И бывалый человек, своевольный, брыкливый, Никита Андреич приблизился к старцу, робея, ожидая грома на свою повинную голову. 
- Ну, здравствуй, Никита. Уповал я, что придешь, да верить не смел, – хрупким, шепотливым был голос Силантия, словно усмехался он немного в душе.
- Почему уповал? Откуда ты знал, что приду?
- Да ты и сам знал. Ась, Никита? Разве теперь вот опять сумлеваешься – не сон ли с тобой творится.
- Я… Я пришел узнать… – тут Никита Андреич замялся. –  Что… Дарья-то… Мне сказали, что жива она…     
- Разве ты и впрямь затем пришел? 
- Нет. Я ее видеть не могу. Я пришел… чтоб повиниться перед ней… – еле слышно договорил он.
- Ну, мил человек, вина твоя что камень, это так, да из вины твоей не шубу шить. Уж все прожито, заштопано…

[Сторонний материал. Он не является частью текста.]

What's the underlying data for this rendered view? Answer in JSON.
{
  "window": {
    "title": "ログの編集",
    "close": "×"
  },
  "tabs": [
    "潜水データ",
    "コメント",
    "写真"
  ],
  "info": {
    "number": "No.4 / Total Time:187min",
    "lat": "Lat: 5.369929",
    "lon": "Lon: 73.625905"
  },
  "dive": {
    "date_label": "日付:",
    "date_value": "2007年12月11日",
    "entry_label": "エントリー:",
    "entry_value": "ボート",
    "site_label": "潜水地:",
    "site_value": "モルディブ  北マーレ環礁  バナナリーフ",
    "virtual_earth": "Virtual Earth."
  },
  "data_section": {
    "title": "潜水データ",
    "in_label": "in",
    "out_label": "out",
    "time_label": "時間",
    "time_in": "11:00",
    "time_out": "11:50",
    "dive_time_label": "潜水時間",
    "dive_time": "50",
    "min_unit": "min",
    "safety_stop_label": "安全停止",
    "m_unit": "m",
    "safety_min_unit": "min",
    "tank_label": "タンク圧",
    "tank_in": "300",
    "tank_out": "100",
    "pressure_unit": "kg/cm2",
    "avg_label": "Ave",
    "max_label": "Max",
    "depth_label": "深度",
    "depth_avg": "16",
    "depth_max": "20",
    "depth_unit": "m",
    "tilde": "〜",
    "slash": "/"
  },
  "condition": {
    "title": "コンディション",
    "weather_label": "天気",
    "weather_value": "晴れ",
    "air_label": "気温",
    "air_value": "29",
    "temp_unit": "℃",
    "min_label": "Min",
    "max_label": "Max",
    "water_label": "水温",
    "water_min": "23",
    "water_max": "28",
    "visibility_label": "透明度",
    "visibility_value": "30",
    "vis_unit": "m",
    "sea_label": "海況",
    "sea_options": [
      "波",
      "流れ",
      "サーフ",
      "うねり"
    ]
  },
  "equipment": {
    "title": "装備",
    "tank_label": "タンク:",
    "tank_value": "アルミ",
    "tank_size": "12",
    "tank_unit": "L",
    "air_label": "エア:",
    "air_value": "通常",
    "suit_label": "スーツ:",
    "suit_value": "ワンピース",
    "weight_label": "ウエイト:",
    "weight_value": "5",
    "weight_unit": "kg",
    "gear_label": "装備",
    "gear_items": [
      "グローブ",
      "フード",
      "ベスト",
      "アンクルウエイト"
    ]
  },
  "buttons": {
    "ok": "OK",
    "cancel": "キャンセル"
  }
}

 Никита Андреич вздрогнул и тяжело перевел дух.
- Что, не веришь мне? – старик в углу  весь сморщился. –  Чего угнетаешься? 
- Я… дурное сделал… – непонятно зачем сказал Никита Андреич. – Тошно мне. Мучаюсь. Про тебя, Силантий, мне вон рассказали, что ты в святости живешь… А помочь не можешь… Зачем говоришь, что все прожито? Где оно, прожитое-то? – уже кричал он, потрясая кулаками.
- Ишь ты, скорый какой… Ты уж прости меня, старика, – ответил ему Силантий миролюбиво. – Испытывал я тебя, голуба… Думал я, мол, борода у него с ворота, а ума-то – с прикалиток, негусто, значит… И сердечко, думалось, уже не стучит… А ты – нет, хоть с виду и буковатный, а душе рта не затыкаешь… Зачем пришел, говори.